Mas esta aparente tranquilidade não acompanha a realidade. Outra escutas no processo teriam servido de melhor exemplo.

Conforme referido pelo Nascer do SOL há uma semana, a estação de televisão em causa era a TVI/CNN Portugal. Os seus responsáveis garantiram na terça-feira que, ao contrário, do que dizia também este jornal, nenhum jornalista seu contactou Armando Pereira previamente, mas uma fonte conhecedora do processo indica que o empresário, durante as diligências de busca, terá afirmado aos investigadores que, na véspera, fora interpelado pela TVI mas se recusara a prestar declarações.

O que ao certo se apurou para os autos foi que um primo do empresário, na manhã do dia 12 (véspera do desencadeamento da operação), lhe ligara para o avisar que, nas imediações, andavam jornalistas à sua procura. Armando só reparou no telefonema mais tarde e respondeu ao familiar. Trazia os jornalistas na mira. De forma amadora, os jornalistas deixaram rastos. Armando tinha-os na fisgada. Sabia tratar-se de uma equipa da TVI que estivera parada em frente ao portão da mansão (conforme lhe confirmara a dona do café situado do outro lado da via). Adiantou ainda que os membros da equipa haviam colocado, frente ao portão, uma câmara para captar as pessoas que entravam e saíam, mas que isso não seria grave, explicando: «Eles não me conseguiam ver». Este relato é consistente com a indicação de que a estação de televisão de Queluz de Baixo estava a par da violação do segredo de justiça.

Encontro no Ritz

Aliás, a presença da TVI terá sido a razão pela qual o genro de Pereira, Yossi Benchtrit, que trabalha para a filial norte-americana da Altice e que estava com a mulher também a passar férias na mansão de Guilhofrei, abandonou precipitadamente e sozinho a propriedade para vir a reunir-se, já no dia das buscas, com Hernâni Antunes e um dos seus testas-de-ferro, Hakim Boubazine, no Hotel Ritz em Lisboa, fazendo contas ao que estava a acontecer. A fuga de Benchtrit, deixando a mulher para trás, tinha razão de ser, uma vez que o MP viu assim cerceada a intenção de também o constituir arguido, sob a alegação de, em Nova Iorque, onde o casal habita num luxuoso duplex adquirido o ano passado por 70 milhões de dólares, ter participado em ações de cumplicidade com o esquema montado pelo sogro e o empresário bracarense.

Para os investigadores há duas fugas de informação que podiam ter ferido de morte o inquérito.

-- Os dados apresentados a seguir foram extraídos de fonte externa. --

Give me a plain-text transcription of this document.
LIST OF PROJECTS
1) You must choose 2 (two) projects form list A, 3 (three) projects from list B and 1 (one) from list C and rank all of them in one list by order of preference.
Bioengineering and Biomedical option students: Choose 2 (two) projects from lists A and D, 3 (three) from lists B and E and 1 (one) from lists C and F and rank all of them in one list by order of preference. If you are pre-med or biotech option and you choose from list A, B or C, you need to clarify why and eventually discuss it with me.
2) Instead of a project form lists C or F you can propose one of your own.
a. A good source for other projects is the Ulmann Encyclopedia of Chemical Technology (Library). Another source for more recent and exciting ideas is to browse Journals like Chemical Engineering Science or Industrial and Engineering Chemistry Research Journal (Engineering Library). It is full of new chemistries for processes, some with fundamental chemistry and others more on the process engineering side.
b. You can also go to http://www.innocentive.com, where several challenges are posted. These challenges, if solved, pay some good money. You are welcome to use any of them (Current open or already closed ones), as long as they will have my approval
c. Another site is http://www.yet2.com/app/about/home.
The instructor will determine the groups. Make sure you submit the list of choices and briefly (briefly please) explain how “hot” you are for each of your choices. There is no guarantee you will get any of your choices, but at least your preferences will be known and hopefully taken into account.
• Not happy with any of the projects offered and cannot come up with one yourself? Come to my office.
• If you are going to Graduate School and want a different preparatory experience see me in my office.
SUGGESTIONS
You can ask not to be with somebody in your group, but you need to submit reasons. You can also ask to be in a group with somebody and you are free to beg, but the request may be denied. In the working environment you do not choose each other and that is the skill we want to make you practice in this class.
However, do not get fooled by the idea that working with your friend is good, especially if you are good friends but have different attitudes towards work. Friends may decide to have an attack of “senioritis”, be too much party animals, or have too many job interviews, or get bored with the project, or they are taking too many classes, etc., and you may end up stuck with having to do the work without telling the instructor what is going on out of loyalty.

A primeira, em julho do ano passado, teve expressão numa noticia publicada pela revista Sábado que dava conta de que Rosário Teixeira e o coordenador da Inspeção Tributária de Braga, Paulo Silva, investigavam os donos da Altice. Apenas Carlos Alexandre, juiz do inquérito, não constava na notícia. Talvez por, como é público, tratar-se de um homem discreto. A partir dai, como o contabilista de Hernâni contou no interrogatório, de vez em quando tentava recolher informações junto de uma professora universitária. Os investigadores têm pouca esperança na figura feminina mistério mas continuam a dar caça a quem quebrou o segredo de justiça. Uma coisa é clara: a fuga de informação a que os arguidos se referem e que os levou a destruir e esconder documentação nada tem a ver com as restantes.